Page MenuHomePhabricator

Repeat DevirtSCCRepeatedPass if new indirect calls are found.
Needs ReviewPublic

Authored by yamauchi on Nov 12 2019, 2:45 PM.



This aims to fix a missed inlining case.

If there's a virtual call in the callee on an alloca (stack allocated object) in
the caller, and the callee is inlined into the caller, the post-inline cleanup
would devirtualize the virtual call, but if the next iteration of
DevirtSCCRepeatedPass doesn't happen (under the new pass manager), which is
based on a heuristic to determine whether to reiterate, we may miss inlining the
devirtualized call.

Event Timeline

yamauchi created this revision.Nov 12 2019, 2:45 PM
Herald added a project: Restricted Project. · View Herald TranscriptNov 12 2019, 2:45 PM

This is an alternative approach to

Any compile time impact numbers?

davidxl added inline comments.Nov 12 2019, 3:24 PM

Alternatively, if compile time is a concern, the inline analysis 'shouldInline' can return a flag indicating if the callee has any indirect calls. If it is true and if the site is inlined, set this flag.

The way this patch currently is, the compile time impact in Clang's self build is ~5.3%.

The compile time impact looks too high. Might consider more fine grained check to trigger more iterations.

yamauchi retitled this revision from Repeat DevirtSCCRepeatedPass if any inlining happens. to Repeat DevirtSCCRepeatedPass if new indirect calls are found..Nov 15 2019, 1:31 PM

Now it would repeat DevirtSCCRepeatedPass if new indirect calls appear after inlining.

With this version, the compile time impact is ~1.48%.

Around line 1323 of InlineCost.cpp, there is code that detects if the new indirect callsites can become direct sites after inlining. This information can be passed back to the caller (via GetInlineCost and shouldInline interfaces). WIth that, I think the compile time impact can be minimized.
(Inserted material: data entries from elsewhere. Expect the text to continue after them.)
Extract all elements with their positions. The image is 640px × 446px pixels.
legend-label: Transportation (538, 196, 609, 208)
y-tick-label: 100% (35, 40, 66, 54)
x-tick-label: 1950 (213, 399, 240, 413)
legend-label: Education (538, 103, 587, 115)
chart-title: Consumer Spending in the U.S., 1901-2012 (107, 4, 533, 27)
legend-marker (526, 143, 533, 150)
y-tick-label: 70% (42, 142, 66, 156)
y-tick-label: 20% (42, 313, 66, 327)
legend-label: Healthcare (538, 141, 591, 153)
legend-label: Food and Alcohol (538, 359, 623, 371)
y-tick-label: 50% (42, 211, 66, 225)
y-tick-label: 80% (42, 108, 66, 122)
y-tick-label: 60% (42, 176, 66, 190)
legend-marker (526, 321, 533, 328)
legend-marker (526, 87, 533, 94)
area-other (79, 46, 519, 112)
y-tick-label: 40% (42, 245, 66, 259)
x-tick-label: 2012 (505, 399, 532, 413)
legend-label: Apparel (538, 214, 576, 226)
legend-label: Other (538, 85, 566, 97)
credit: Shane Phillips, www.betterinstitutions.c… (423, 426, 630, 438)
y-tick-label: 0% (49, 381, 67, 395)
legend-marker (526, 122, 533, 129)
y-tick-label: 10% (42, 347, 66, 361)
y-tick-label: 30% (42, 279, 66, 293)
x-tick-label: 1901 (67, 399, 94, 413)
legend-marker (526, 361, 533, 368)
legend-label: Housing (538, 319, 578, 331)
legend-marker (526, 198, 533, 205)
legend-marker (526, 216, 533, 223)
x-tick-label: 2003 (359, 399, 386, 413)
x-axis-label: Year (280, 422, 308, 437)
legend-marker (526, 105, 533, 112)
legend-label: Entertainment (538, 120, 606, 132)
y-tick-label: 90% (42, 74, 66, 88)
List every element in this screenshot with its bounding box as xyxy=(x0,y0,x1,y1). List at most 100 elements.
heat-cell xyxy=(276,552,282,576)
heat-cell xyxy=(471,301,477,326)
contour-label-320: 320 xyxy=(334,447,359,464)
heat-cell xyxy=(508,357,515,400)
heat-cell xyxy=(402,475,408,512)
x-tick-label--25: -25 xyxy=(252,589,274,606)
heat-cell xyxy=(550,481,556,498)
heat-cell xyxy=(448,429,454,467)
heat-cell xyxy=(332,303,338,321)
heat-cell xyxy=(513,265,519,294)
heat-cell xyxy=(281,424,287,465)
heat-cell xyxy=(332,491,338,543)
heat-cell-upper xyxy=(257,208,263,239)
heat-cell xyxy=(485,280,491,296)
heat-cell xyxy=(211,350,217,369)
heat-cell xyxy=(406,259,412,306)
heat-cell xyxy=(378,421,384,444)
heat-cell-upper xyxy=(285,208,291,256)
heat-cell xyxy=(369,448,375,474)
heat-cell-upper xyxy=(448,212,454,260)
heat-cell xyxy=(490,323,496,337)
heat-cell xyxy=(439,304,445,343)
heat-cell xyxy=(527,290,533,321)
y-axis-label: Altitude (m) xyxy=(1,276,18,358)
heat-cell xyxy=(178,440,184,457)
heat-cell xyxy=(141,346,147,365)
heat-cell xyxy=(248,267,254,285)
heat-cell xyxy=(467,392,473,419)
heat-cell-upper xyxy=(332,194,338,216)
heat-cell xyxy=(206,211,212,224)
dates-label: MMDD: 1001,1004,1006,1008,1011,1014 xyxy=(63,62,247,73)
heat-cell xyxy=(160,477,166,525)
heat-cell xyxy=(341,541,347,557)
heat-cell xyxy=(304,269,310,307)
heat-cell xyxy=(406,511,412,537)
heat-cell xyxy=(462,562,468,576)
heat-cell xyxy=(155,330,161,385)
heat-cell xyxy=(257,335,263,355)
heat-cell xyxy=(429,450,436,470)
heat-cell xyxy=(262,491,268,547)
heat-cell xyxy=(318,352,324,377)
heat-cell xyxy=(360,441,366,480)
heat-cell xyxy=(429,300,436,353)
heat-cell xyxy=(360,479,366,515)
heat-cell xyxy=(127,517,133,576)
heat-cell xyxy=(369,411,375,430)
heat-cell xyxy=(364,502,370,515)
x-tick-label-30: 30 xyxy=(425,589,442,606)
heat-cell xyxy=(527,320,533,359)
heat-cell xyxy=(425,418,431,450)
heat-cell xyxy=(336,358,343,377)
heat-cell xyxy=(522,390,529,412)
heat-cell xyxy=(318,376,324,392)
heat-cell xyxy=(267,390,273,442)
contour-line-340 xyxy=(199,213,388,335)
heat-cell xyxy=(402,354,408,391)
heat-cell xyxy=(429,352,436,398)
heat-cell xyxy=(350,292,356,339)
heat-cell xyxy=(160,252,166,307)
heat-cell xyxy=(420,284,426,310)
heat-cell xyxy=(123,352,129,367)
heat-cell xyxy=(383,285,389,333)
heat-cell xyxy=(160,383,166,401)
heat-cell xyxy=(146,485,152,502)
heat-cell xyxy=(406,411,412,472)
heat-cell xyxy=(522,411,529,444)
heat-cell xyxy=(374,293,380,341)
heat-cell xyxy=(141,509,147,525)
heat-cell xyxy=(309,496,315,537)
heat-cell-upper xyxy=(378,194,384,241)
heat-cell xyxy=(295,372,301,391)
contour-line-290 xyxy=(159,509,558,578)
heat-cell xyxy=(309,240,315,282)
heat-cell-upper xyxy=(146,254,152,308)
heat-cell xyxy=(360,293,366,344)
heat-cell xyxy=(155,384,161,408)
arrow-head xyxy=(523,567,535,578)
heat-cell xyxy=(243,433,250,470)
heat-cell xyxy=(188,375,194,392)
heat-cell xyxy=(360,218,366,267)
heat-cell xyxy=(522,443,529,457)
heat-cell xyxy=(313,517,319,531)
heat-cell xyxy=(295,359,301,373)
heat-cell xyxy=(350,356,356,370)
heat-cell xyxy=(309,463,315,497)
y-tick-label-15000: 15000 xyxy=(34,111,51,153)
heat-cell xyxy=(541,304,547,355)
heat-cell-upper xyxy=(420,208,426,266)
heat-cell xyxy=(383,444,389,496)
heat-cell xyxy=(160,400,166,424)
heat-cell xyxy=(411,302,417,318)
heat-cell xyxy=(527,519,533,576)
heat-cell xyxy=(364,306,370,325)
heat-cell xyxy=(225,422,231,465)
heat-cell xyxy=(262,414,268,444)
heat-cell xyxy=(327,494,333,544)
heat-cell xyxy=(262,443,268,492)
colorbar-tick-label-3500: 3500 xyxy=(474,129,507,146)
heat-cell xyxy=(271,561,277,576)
As I understand, that code around line 1323 of InlineCost.cpp would handle a simple case where a caller is passing a (constant) function pointer as a call argument and the callee simply calls it (constant propagation). But it wouldn't handle a (more complex) virtual call (vtable lookup though memory) on a stack allocated (in the caller) object passed to a callee, and would not work for this particular missed inlining case, at least, as is.

To handle such a case, it would have to add logic like the original patch (D69591) that detects a vtable look up pattern along with consideration for aliasing (since the vtable is in memory). But it'd be difficult to do because CallAnalyzer/InlineCost operates without actually having the code inlined (ie. interprocedural) and won't be able to reuse the facilities like llvm::FindAvailablePtrLoadStore.

It'd be conceivable to beef up CallAnalyzer to do this sort of things, but it'd be potentially non-trivial in complexity and compile-time-increasing.

The original patch D69591 (which, I think is, fairly fine grained to this case, btw) doesn't have this issue because it applies right after the call is actually inlined and the scope of analysis becomes intraprocedural.